The society says that Israel has arrested 7,000 Palestinians in the West Bank and Jerusalem this year, and 21,000 since the war began Oct. 7, 2023. The number arrested from Gaza is not made public by Israel.
Violence in the West Bank has surged during the war in Gaza, with the Israeli military carrying out large-scale operations targeting militants that have killed hundreds of Palestinians and displaced tens of thousands. There has also been a rise in Israeli settler violence and Palestinian attacks on Israelis.
Boy in Gaza dies
A nine-year-old boy, Youssef Shandaghi, died in Jabaliya in northern Gaza, not far from the so-called “Yellow Line,” the ceasefire demarcation between the more than half of the Gaza Strip still held by the Israeli military and the rest of the territory, where most of the population lives.
Two officials from Gaza’s Shifa Hospital, Director Mohammed Abu Selmiya and Managing Director Rami Mhanna, said the boy was killed by Israeli gunfire coming from across the Yellow Line. Abu Selmiya cited the report from the doctor who received Shandaghi’s body. Israel’s military said it had no knowledge of the incident.
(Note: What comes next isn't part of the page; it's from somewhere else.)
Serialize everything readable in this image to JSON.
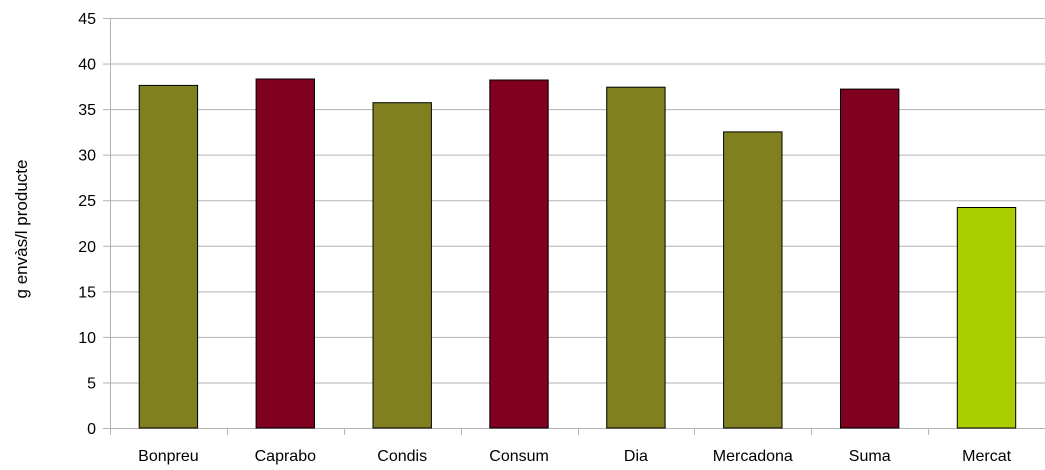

But an uncle of the boy said he was killed by unexploded ordnance he had come across while playing. It was not immediately possible to reconcile the conflicting accounts.
Israeli troops almost daily open fire on Palestinians who come too close to the Yellow Line, often killing or wounding some, according to medical personnel and witnesses. The Israeli military says it fires warning shots if someone crosses the line and fires at anyone judged to be posing a threat to troops. It has acknowledged some civilians have been killed, including young children.
Since the ceasefire began, 416 Palestinians have been killed and 1,142 wounded in Gaza, according to the Health Ministry. The overall Palestinian death toll from the war is at least 71,271. The ministry, which does not distinguish between militants and civilians in its count, is staffed by medical professionals and maintains detailed records viewed as generally reliable by the international community.